Stress is a normal — and expected — party of life. Particularly over the last 1.5 years, many of us have experienced higher than normal levels of anxiety and fret. With so much uncertainty surrounding public health and safety, as well as the economy, you may feel more on edge than ever. And hey, that’s okay! But it also means some of your tried and true stress relief methods are no longer working for you. In the past, you may have been able to turn to meditation, a nap, your fave group workout class, journaling, or other tactics to feel better. If those aren’t effective anymore, you may need new, exciting and unique ways to lower your levels.
Here we spoke with wellness experts to discover the unordinary yet reliable, tricks to combat stress ASAP:
Have a solo dance party.
Music has a way of singing the words we can’t speak ourselves. And we all have songs that we can’t get enough of, which always put us in a better mood or help us to process whatever we are going through. Consider making a playlist of your favorite jams and firing them up the next time you feel overwhelmed. Then, dance (and sing!) it out. When stress feelings start to bubble up, it’s important to try and break the cycle, and change your energy, explains Kelsey Kennedy, the founder of Blossom & Stone. “Nothing can do that faster than taking a dance break,” she says. “With a double hit of dopamine and endorphins releasing, a midday dance party is a great way to banish stress.”
Have an orgasm.
Yep, you read that correctly: it’s time to get frisky. Whether you have sex with a partner or you engage in self-pleasure, this type of activity is a fantastic stress reliever, according to Jennifer S. Heslop, a certified leadership coach. “To become aroused requires stimulation, physical and mental,” she explains. In other words: it forces you to get out of your head and into all of the different things you’re feeling and experiencing.
The process is a lot like replacing bad thoughts with happy ones, but Heslop says the added benefit of physical release. “You remove stress thoughts and replace them by visualizing or thinking about… well, whatever turns you on,” she continues. “Let those endorphins work their magic to chill you out.”
Do something spontaneous.
If you have grown increasingly bored of your day-to-day routine, you may have anxiety just from waking up in the morning. Much like the ‘Sunday Scaries’ for people who don’t love their job, daily triggers are everywhere when you’re suffering from anxiety. The best way to combat these feelings is to disrupt your schedule, according to Lauren Krasnodembski, founder of the Mind Muscle Motivator and the upcoming author of ‘Reclaim Your Power: A Guide to Allow Your Passions and Purpose Discover You!’
“This could be as simple as taking a new route to a location that you go to several times a week, trying out a new restaurant or coffee shop, taking a dance class, or maybe getting up a little earlier and starting the day for you!,” she shares. “Whatever it is, disrupt your routine and cycle.”
Walk it out.
We already know that working out can get us out of our heads, into our bodies, and feeling rejuvenated. However, it’s easy to fall into a rut of the same ‘ole fitness classes and eventually feel discouraged because you’re no longer engaged. Also, for those who are experiencing crippling stress, the very thought of heading to the gym or loading up a workout class can feel daunting.

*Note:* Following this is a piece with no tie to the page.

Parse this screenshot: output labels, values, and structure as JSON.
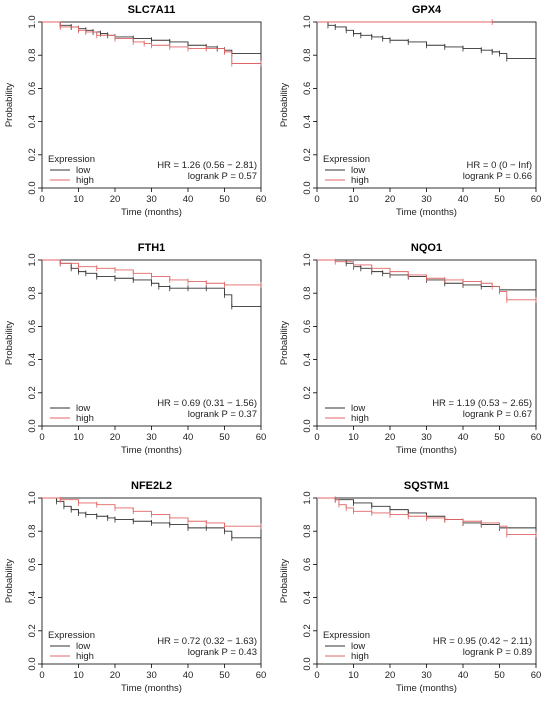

Instead, take it down a notch and challenge yourself to go for a walk, recommends Drew Cali, a psychic medium and reiki master teacher. If you can, take your 15 to 30-minute stroll outside, in nature, with your phone on airplane mode.

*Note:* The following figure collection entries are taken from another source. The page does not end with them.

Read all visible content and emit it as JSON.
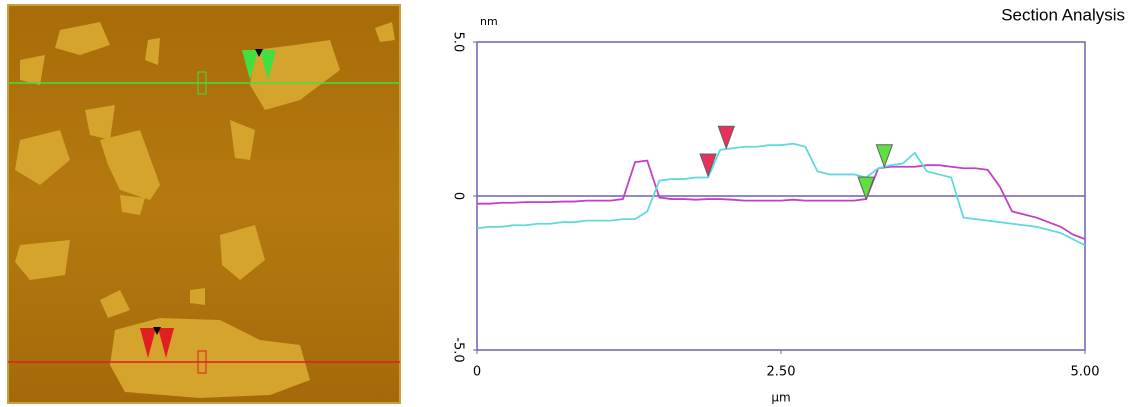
{
  "chart_data": {
    "type": "line",
    "title": "Section Analysis",
    "y_label": "nm",
    "x_label": "µm",
    "xlim": [
      0,
      5
    ],
    "ylim": [
      -5,
      5
    ],
    "xticks": [
      0,
      {
        "value": 2.5,
        "label": "2.50"
      },
      {
        "value": 5,
        "label": "5.00"
      }
    ],
    "yticks": [
      {
        "value": -5,
        "label": "-5.0"
      },
      0,
      {
        "value": 5,
        "label": "5.0"
      }
    ],
    "zero_line": true,
    "x": [
      0,
      0.1,
      0.2,
      0.3,
      0.4,
      0.5,
      0.6,
      0.7,
      0.8,
      0.9,
      1.0,
      1.1,
      1.2,
      1.3,
      1.4,
      1.5,
      1.6,
      1.7,
      1.8,
      1.9,
      2.0,
      2.1,
      2.2,
      2.3,
      2.4,
      2.5,
      2.6,
      2.7,
      2.8,
      2.9,
      3.0,
      3.1,
      3.2,
      3.3,
      3.4,
      3.5,
      3.6,
      3.7,
      3.8,
      3.9,
      4.0,
      4.1,
      4.2,
      4.3,
      4.4,
      4.5,
      4.6,
      4.7,
      4.8,
      4.9,
      5.0
    ],
    "series": [
      {
        "color": "#c040c8",
        "values": [
          -0.25,
          -0.25,
          -0.22,
          -0.22,
          -0.2,
          -0.2,
          -0.2,
          -0.18,
          -0.18,
          -0.15,
          -0.15,
          -0.15,
          -0.1,
          1.1,
          1.15,
          -0.05,
          -0.1,
          -0.1,
          -0.12,
          -0.1,
          -0.1,
          -0.12,
          -0.15,
          -0.15,
          -0.15,
          -0.15,
          -0.12,
          -0.15,
          -0.15,
          -0.15,
          -0.15,
          -0.15,
          -0.1,
          0.9,
          0.95,
          0.95,
          0.95,
          1.0,
          1.0,
          0.95,
          0.9,
          0.9,
          0.85,
          0.3,
          -0.5,
          -0.6,
          -0.7,
          -0.85,
          -1.0,
          -1.25,
          -1.4
        ]
      },
      {
        "color": "#60d8e0",
        "values": [
          -1.05,
          -1.0,
          -1.0,
          -0.95,
          -0.95,
          -0.9,
          -0.9,
          -0.85,
          -0.85,
          -0.8,
          -0.8,
          -0.8,
          -0.75,
          -0.75,
          -0.5,
          0.5,
          0.55,
          0.55,
          0.6,
          0.6,
          1.5,
          1.55,
          1.6,
          1.6,
          1.65,
          1.65,
          1.7,
          1.6,
          0.8,
          0.7,
          0.7,
          0.7,
          0.6,
          0.9,
          1.0,
          1.05,
          1.4,
          0.8,
          0.7,
          0.6,
          -0.7,
          -0.75,
          -0.8,
          -0.85,
          -0.9,
          -0.95,
          -1.0,
          -1.1,
          -1.2,
          -1.4,
          -1.6
        ]
      }
    ],
    "cursors": [
      {
        "x": 1.9,
        "y": 0.65,
        "color": "#e8305a"
      },
      {
        "x": 2.05,
        "y": 1.55,
        "color": "#e8305a"
      },
      {
        "x": 3.2,
        "y": -0.1,
        "color": "#60e040"
      },
      {
        "x": 3.35,
        "y": 0.95,
        "color": "#60e040"
      }
    ]
  }
}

“All you must do is literally put one foot in front of the other and breathe! When starting out, do not overdo it. Approach with a nice and easy attitude,” he explains. “This could potentially be a game-changer in the long run for a better physical, mental, and emotional sense of well-being and a more positive outlook.”
Find a mindless distraction.
When scary thoughts are spiraling through your mind, it can be difficult — if not impossible — to gain control. One worrisome notion turns into ten, and soon, you feel paralyzed to make a move or make a difference. Before you surrender to the stress, try to discover ways to distract yourself that are healthy. While, sure, this includes the typical go-to methods of talking to a friend or moving your body, it can also be helpful to get creative, says Andrea Dindinger, a licensed marriage and family therapist.

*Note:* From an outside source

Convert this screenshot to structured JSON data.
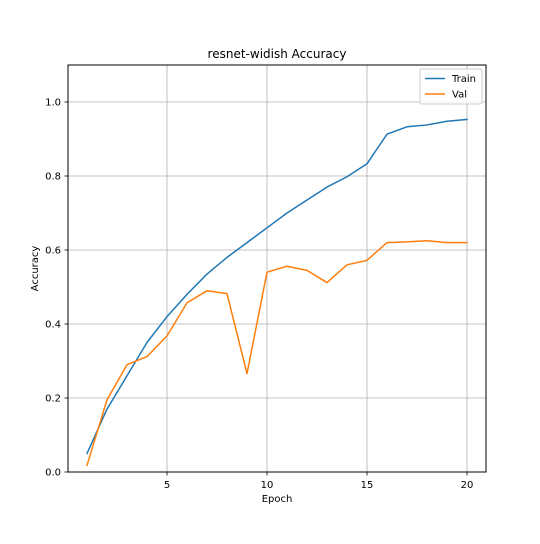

Her two biggest recommendations are magnetic balls like these and a water painting craft. “These fun, colorful magnetic fidget balls help you stay focused when your stress and anxiety start to peak, whether it’s separating them into different colors, making them into a huge rainbow ring or just feeling the cool smoothness on your hand,” she explains. “They help quiet the mind and give the anxiety energy a place to disperse out of the body.”
If you prefer the artistic route, consider the Buddha Board. “This board lets you create a painting that magically evaporates, helping you practice accepting change and the fact that nothing is permanent,” she says. “This calms the mind and keeps you from attaching stress to things you cannot control and to remind yourself to enjoy this moment while it lasts, because nothing lasts, not even the stress of the moment.”